5 Worst Movie Musical Moments
5 “Music of the Night”
When Joel Schumacher decided to bring Andrew Lloyd Webber’s successful and long-running musical “Phantom of the Opera,” he brought along a then-unknown Gerard Butler to play the titular lead. Webber’s Phantom is scary: a tortured genius-turned-terrorist who wreaks havoc on the opera house, its performers and patrons before kidnapping a young woman and forcing her to choose between staying with him forever or seeing her lover killed before her eyes. “Music of the Night” should be the height of creepy and fearful tension. But Butler’s slick and stylized Phantom inspires more “aww” than awe.
4 “I Say a Little Prayer”
This scene, in “My Best Friend’s Wedding,” is not only one of the worst movie musical moments, but also one of the most unrealistic. People who can’t carry a tune never have this much fun singing in public unless also consuming copious amounts of free alcohol. And this sort of behavior in a normal restaurant would result in the whole party getting kicked out on their ears (while the other patrons held their own). But here, the whole restaurant joins in the song, including the wait staff, although clearly no of them would have any idea what’s going on. Fortunately, this rendition of the Burt Bacharach classic was included on the soundtrack, so you can listen to it over and over when you want to feel better about your own singing.

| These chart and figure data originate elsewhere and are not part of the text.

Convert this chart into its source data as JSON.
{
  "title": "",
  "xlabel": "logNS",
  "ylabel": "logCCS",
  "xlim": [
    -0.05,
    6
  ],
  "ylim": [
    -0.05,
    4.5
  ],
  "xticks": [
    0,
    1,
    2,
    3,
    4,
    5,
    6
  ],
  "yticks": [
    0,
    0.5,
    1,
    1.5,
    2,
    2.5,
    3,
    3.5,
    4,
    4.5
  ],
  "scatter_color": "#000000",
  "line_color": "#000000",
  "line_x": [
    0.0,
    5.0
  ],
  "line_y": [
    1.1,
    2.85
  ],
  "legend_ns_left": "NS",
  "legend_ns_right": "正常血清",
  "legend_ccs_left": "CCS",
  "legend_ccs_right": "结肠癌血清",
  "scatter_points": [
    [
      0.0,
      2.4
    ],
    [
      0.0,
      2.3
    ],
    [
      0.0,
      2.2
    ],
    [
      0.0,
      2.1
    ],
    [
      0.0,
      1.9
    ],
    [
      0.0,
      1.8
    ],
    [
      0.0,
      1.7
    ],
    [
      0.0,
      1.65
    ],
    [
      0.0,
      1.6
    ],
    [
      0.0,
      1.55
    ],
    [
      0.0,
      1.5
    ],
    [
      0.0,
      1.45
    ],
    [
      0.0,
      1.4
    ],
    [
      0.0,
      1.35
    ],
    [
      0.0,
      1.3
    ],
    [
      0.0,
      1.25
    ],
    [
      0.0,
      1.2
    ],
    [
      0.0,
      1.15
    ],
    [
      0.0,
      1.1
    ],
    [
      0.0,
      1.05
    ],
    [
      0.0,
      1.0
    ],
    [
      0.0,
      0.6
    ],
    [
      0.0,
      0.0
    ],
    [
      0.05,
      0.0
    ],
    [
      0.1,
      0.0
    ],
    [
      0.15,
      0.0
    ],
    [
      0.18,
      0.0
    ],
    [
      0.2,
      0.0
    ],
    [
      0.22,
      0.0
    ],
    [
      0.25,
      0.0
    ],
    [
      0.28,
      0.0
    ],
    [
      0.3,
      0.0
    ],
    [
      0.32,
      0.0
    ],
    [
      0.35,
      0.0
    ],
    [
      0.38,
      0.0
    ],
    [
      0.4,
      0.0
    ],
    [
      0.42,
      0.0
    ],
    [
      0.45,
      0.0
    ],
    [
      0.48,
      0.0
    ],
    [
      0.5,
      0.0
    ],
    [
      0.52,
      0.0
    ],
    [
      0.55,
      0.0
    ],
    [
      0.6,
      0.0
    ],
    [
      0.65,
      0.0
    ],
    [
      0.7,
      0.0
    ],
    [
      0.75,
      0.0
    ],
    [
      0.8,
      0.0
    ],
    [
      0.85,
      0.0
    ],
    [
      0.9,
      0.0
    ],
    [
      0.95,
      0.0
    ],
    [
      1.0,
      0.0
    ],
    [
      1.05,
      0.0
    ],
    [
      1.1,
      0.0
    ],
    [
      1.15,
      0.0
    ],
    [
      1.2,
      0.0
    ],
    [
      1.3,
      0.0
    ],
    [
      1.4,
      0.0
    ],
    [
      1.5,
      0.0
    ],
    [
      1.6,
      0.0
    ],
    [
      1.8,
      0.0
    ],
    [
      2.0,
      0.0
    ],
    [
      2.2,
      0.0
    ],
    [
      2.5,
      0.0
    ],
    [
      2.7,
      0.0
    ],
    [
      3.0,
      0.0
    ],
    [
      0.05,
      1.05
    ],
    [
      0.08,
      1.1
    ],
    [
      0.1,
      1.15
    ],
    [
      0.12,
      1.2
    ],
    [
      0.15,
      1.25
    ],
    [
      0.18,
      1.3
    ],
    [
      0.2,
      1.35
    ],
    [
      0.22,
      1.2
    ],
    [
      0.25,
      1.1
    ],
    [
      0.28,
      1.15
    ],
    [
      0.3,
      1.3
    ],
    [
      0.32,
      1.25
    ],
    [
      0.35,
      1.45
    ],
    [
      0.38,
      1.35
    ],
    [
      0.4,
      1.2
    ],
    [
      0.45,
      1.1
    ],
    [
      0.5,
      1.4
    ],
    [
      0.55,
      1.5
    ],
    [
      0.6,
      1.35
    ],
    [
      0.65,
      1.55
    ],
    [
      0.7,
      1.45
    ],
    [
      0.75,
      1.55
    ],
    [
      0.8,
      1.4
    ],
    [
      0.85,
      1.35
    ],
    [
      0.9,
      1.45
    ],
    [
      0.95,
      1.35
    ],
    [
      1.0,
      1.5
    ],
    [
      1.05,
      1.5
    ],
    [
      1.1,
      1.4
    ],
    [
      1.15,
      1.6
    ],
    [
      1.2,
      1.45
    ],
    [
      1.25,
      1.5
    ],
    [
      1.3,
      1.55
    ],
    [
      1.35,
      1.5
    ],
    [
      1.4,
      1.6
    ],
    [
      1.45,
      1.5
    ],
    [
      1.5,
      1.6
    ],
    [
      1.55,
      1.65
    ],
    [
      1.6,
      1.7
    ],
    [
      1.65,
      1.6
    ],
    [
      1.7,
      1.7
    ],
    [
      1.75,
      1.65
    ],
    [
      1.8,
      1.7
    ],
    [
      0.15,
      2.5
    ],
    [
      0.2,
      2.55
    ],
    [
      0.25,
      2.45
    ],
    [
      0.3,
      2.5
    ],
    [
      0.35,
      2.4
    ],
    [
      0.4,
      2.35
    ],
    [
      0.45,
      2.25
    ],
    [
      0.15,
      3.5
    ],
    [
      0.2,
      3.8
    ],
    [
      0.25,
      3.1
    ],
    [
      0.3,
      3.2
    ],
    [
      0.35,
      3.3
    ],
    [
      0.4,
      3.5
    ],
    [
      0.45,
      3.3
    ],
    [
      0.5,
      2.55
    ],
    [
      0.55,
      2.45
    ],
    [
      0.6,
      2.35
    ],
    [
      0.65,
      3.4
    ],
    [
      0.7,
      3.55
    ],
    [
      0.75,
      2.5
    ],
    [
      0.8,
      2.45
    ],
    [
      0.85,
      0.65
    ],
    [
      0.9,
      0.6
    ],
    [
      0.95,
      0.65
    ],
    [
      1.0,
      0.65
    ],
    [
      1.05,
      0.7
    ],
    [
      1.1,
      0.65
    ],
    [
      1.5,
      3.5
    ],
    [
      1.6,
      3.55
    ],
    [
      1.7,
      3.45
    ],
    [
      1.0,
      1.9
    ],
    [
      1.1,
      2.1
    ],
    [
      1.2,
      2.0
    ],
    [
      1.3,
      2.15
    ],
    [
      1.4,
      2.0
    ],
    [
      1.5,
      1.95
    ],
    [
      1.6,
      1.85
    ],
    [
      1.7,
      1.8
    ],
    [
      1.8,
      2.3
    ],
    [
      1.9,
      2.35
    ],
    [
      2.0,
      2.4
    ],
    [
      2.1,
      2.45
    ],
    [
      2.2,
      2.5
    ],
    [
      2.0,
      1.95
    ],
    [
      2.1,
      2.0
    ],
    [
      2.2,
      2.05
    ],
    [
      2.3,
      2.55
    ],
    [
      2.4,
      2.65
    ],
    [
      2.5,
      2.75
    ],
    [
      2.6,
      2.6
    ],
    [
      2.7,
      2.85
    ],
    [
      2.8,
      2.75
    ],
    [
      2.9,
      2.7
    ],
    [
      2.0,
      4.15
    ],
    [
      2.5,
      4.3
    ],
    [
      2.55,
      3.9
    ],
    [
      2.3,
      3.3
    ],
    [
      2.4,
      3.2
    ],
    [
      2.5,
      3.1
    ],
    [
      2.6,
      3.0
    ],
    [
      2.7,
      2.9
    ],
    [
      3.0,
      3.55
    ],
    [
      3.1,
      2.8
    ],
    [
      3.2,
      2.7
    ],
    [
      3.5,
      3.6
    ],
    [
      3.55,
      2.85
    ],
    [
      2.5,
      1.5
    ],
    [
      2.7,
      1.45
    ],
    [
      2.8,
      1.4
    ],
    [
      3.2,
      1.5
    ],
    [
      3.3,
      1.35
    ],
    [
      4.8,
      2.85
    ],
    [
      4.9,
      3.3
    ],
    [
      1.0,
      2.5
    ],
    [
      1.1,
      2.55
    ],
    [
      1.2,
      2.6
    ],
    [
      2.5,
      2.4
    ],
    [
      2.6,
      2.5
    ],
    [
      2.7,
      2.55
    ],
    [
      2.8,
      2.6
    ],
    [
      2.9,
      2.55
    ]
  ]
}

In “Mamma Mia!” Pierce Brosnan is every bit the suave, debonair man who once played James Bond—until he starts singing. This film adaptation of a stage play is less story and more celebrity karaoke of Abba’s greatest hits. For Brosnan, this song was perhaps appropriately titled, because he seems to be in need of emergency assistance of some sort throughout the performance. When he starred in “Die Another Day,” he probably had no idea that day would come less than 10 years later, as he desperately whined “S.O.S.” to an apathetic Meryl Streep.
2 “I Love Rock ‘N’ Roll”
In 2002, Britney Spears was a pop music sensation—but you wouldn’t know it if you saw this performance, from her movie “Crossroads.” If there’s anything worse than actors who can’t sing pretending they can, it’s seasoned vocalists who are perfectly at ease on stage pretending they aren’t—and this karaoke scene proves it. Given Spears’ unenthusiastic performance, it would’ve made more sense if the lyrics were altered slightly and she sang “I think Rock ‘n’ Roll is okay, maybe.” True, the performance drew an enthusiastic response from the bar goers, but they seemed more interested in her table dancing than her singing.
1 “Javert’s Suicide”
Director Tom Hopper’s bold decision to have live singing in his film adaptation of the award-winning Broadway musical “Les Miserables” seemed to work out well for everyone in the cast—except Russell Crowe. The role of the single-minded, driven and anger-ridden Javert should have been a cinch for Crowe, but instead his performance came off as weak and whiny. As he sings his final song before jumping off a bridge and plummeting to his death, Crowe takes Javert’s despair and hopelessness and turns it into something sadly sweet and regretful. The only thing impactful about this utterly lackluster performance was the dead splat his body made as it connected with a concrete ledge in the raging river below.